I suppose it's only natural that, with PCs growing ever more powerful and capable of performing multiple tasks at once, we'd put them to use doing just that. And the more tasks you have going on at once, the more constrained you'll be by the limited desktop area provided by even a screen capable of resolutions as high as 1600x1200. The next logical step is adding a second monitor, or perhaps a third, but what's going to drive those extra monitors? You could go with an AGP card plus an additional PCI card to drive that auxiliary display, but PCI graphics cards aren't easy to find, especially if you want something with good video signal quality. Why not just run two or more displays with a single graphics card?
If you're ready to take the multimonitor plunge, you have a few choices. There's ATI's HydraVision, Matrox's Dual and TripleHead, and NVIDIA's nView. Each multimonitor system juggles hardware compatibility with software features in an attempt to make the most of an multimonitor desktop. Which one is right for you? Let's find out.
Multimonitor setups explored
For some time, Windows has been able to recognize multiple graphics cards in a single system.
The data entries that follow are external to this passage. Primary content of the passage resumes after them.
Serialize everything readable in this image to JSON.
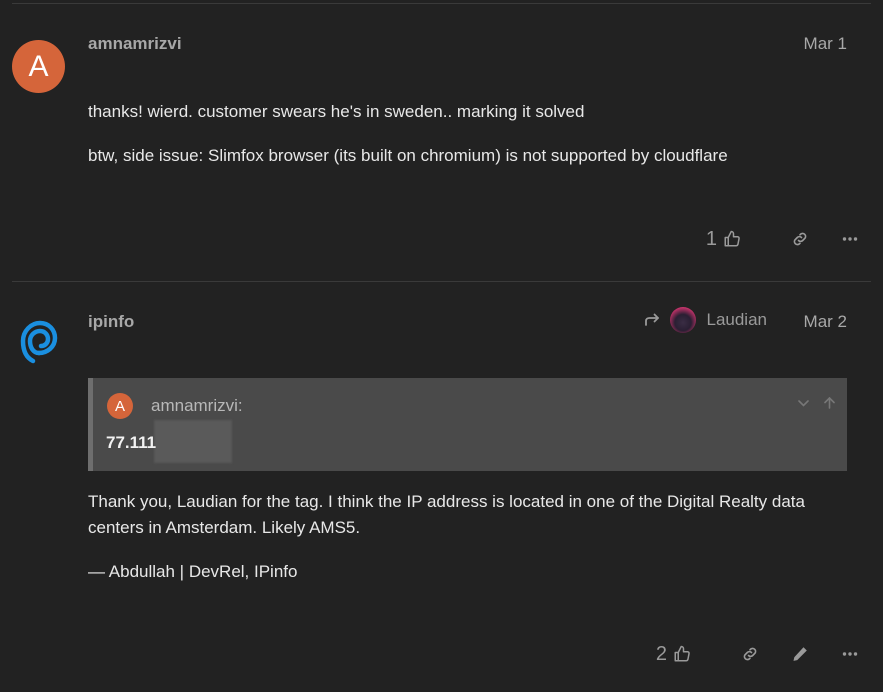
{
  "posts": [
    {
      "username": "amnamrizvi",
      "avatar_letter": "A",
      "date": "Mar 1",
      "paragraphs": [
        "thanks! wierd. customer swears he's in sweden.. marking it solved",
        "btw, side issue: Slimfox browser (its built on chromium) is not supported by cloudflare"
      ],
      "like_count": "1"
    },
    {
      "username": "ipinfo",
      "date": "Mar 2",
      "reply_to": "Laudian",
      "quote": {
        "avatar_letter": "A",
        "username": "amnamrizvi:",
        "text": "77.111"
      },
      "paragraphs": [
        "Thank you, Laudian for the tag. I think the IP address is located in one of the Digital Realty data centers in Amsterdam. Likely AMS5.",
        "— Abdullah | DevRel, IPinfo"
      ],
      "like_count": "2"
    }
  ],
  "colors": {
    "background": "#222222",
    "avatar_orange": "#d5653a",
    "ipinfo_blue": "#1a8fe0",
    "quote_bg": "#4a4a4a"
  },
  "icons": {
    "like": "thumbs-up-icon",
    "link": "link-icon",
    "more": "ellipsis-icon",
    "edit": "pencil-icon",
    "reply": "reply-arrow-icon"
  }
}
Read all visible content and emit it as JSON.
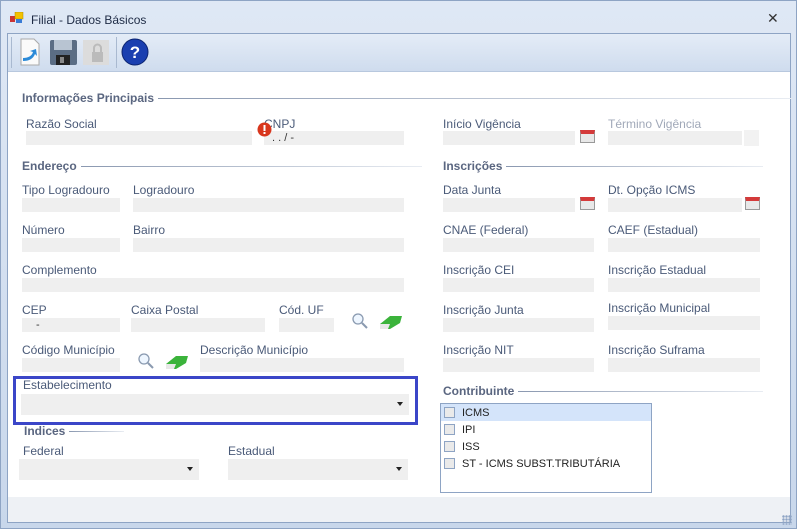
{
  "window": {
    "title": "Filial - Dados Básicos",
    "close": "✕"
  },
  "toolbar": {
    "buttons": [
      "new-icon",
      "save-icon",
      "lock-icon",
      "help-icon"
    ],
    "help_glyph": "?"
  },
  "sections": {
    "principais": "Informações Principais",
    "endereco": "Endereço",
    "inscricoes": "Inscrições",
    "contribuinte": "Contribuinte",
    "indices": "Indices"
  },
  "principais": {
    "razao_social": "Razão Social",
    "cnpj": "CNPJ",
    "cnpj_mask": ".  .  /   -",
    "inicio": "Início Vigência",
    "termino": "Término Vigência"
  },
  "endereco": {
    "tipo_logradouro": "Tipo Logradouro",
    "logradouro": "Logradouro",
    "numero": "Número",
    "bairro": "Bairro",
    "complemento": "Complemento",
    "cep": "CEP",
    "cep_mask": "-",
    "caixa_postal": "Caixa Postal",
    "cod_uf": "Cód. UF",
    "cod_municipio": "Código Município",
    "desc_municipio": "Descrição Município",
    "estabelecimento": "Estabelecimento"
  },
  "inscricoes": {
    "data_junta": "Data Junta",
    "dt_opcao_icms": "Dt. Opção ICMS",
    "cnae": "CNAE (Federal)",
    "caef": "CAEF (Estadual)",
    "cei": "Inscrição CEI",
    "estadual": "Inscrição Estadual",
    "junta": "Inscrição Junta",
    "municipal": "Inscrição Municipal",
    "nit": "Inscrição NIT",
    "suframa": "Inscrição Suframa"
  },
  "contribuinte": {
    "items": [
      "ICMS",
      "IPI",
      "ISS",
      "ST - ICMS SUBST.TRIBUTÁRIA"
    ]
  },
  "indices": {
    "federal": "Federal",
    "estadual": "Estadual"
  },
  "colors": {
    "accent": "#3b46c8",
    "field": "#efefef"
  }
}
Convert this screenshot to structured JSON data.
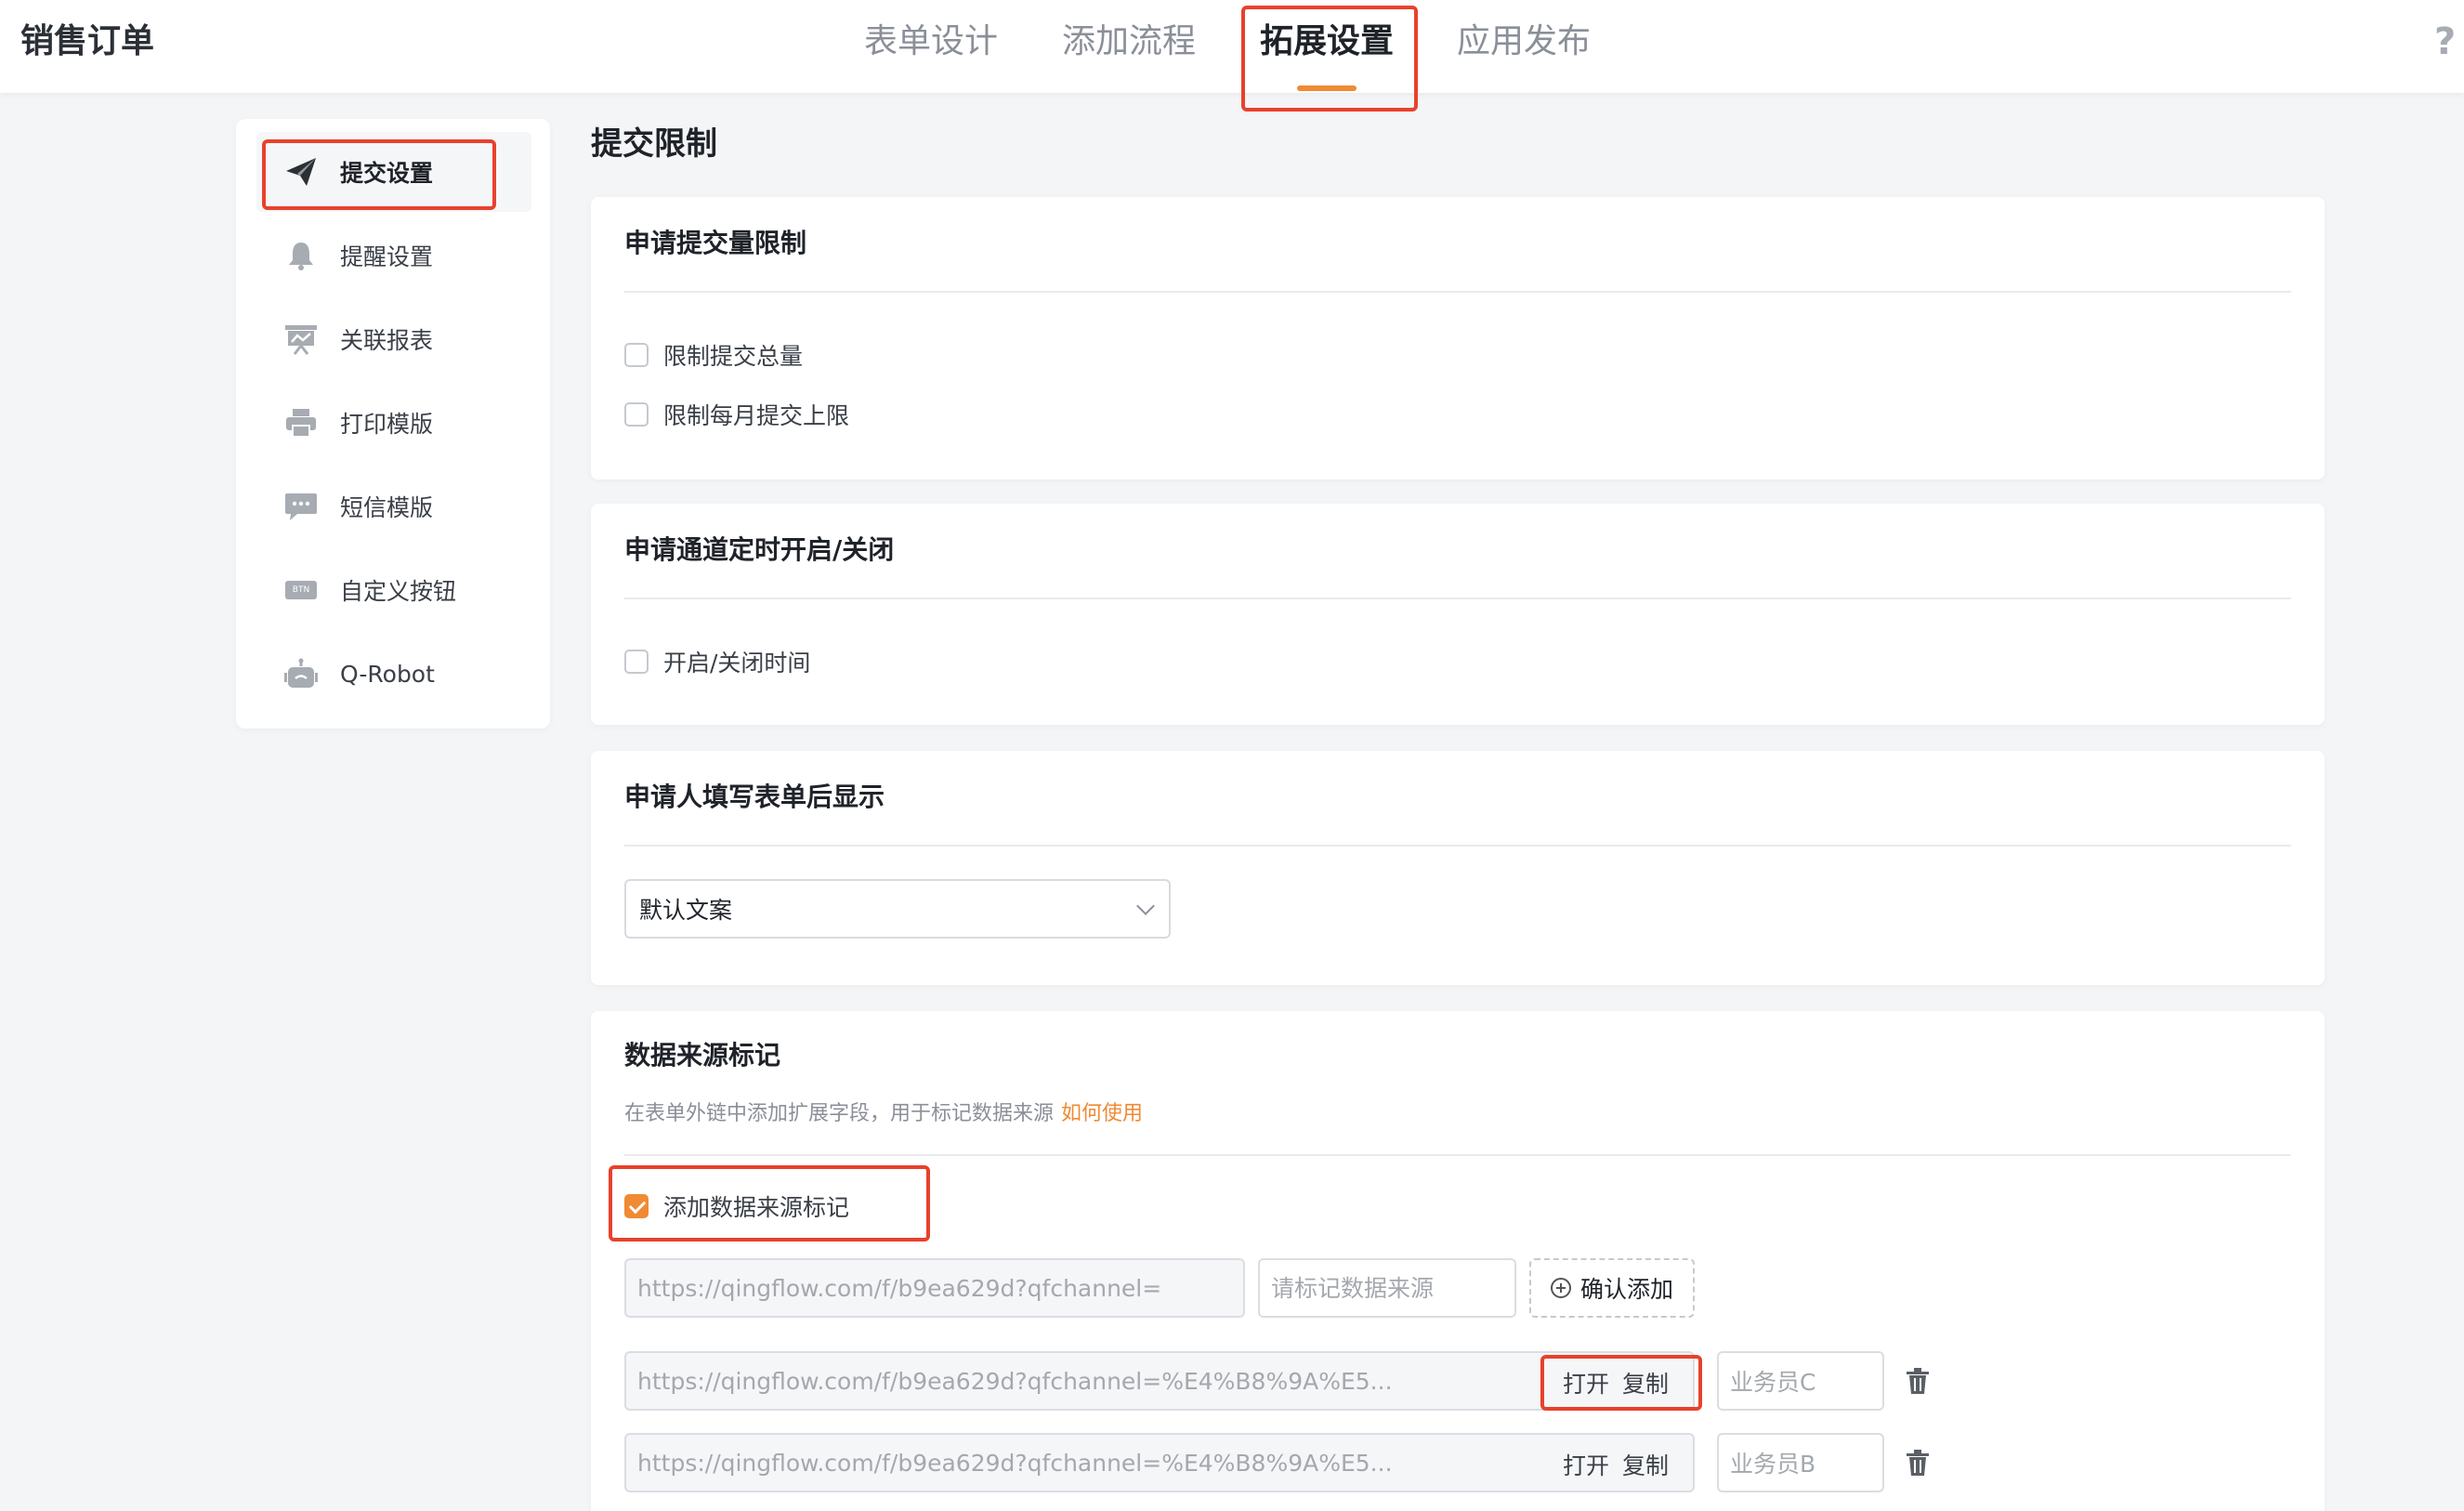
{
  "header": {
    "app_title": "销售订单",
    "tabs": [
      {
        "label": "表单设计"
      },
      {
        "label": "添加流程"
      },
      {
        "label": "拓展设置"
      },
      {
        "label": "应用发布"
      }
    ],
    "active_tab": "拓展设置",
    "help": "?"
  },
  "sidebar": {
    "items": [
      {
        "label": "提交设置",
        "icon": "paper-plane-icon"
      },
      {
        "label": "提醒设置",
        "icon": "bell-icon"
      },
      {
        "label": "关联报表",
        "icon": "report-board-icon"
      },
      {
        "label": "打印模版",
        "icon": "printer-icon"
      },
      {
        "label": "短信模版",
        "icon": "chat-bubble-icon"
      },
      {
        "label": "自定义按钮",
        "icon": "btn-badge-icon",
        "icon_text": "BTN"
      },
      {
        "label": "Q-Robot",
        "icon": "robot-icon"
      }
    ],
    "active_item": "提交设置"
  },
  "main": {
    "page_title": "提交限制",
    "submit_limit": {
      "title": "申请提交量限制",
      "options": [
        {
          "label": "限制提交总量",
          "checked": false
        },
        {
          "label": "限制每月提交上限",
          "checked": false
        }
      ]
    },
    "channel_schedule": {
      "title": "申请通道定时开启/关闭",
      "options": [
        {
          "label": "开启/关闭时间",
          "checked": false
        }
      ]
    },
    "after_submit": {
      "title": "申请人填写表单后显示",
      "select_value": "默认文案"
    },
    "data_source": {
      "title": "数据来源标记",
      "description": "在表单外链中添加扩展字段，用于标记数据来源",
      "help_link": "如何使用",
      "add_tag_checkbox": {
        "label": "添加数据来源标记",
        "checked": true
      },
      "base_url": "https://qingflow.com/f/b9ea629d?qfchannel=",
      "source_placeholder": "请标记数据来源",
      "confirm_add_label": "确认添加",
      "rows": [
        {
          "url": "https://qingflow.com/f/b9ea629d?qfchannel=%E4%B8%9A%E5...",
          "open_label": "打开",
          "copy_label": "复制",
          "source": "业务员C"
        },
        {
          "url": "https://qingflow.com/f/b9ea629d?qfchannel=%E4%B8%9A%E5...",
          "open_label": "打开",
          "copy_label": "复制",
          "source": "业务员B"
        }
      ]
    }
  },
  "colors": {
    "accent": "#f08a33",
    "highlight": "#e8412c",
    "background": "#f4f5f7"
  }
}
Years ago, it was quite convenient simply to add a PCI video card in addition to a primary AGP card to support a secondary display. In time, graphics companies caught on to the multimonitor idea and started supporting multiple monitors on a single graphics card. It's a good thing they did, since good PCI graphics cards are so hard to find these daysjust ask anyone with one of Shuttle's non-AGP-equipped cubes.
Windows XP allows multiple-output graphics cards to drive multiple displays to create a single, unified Windows desktop in an expanded workspace. WinXP will also allow a secondary display to mirror the contents of a primary screen. Really, it's up to you how you make the most of a couple of monitors.
That's all there is to multimonitor graphics, at least on the surface. However, there are at least a few compatibility problem areas to keep an eye on, and a lot of feature differentiation between offerings from various companies. I've highlighted some particular areas of concern below.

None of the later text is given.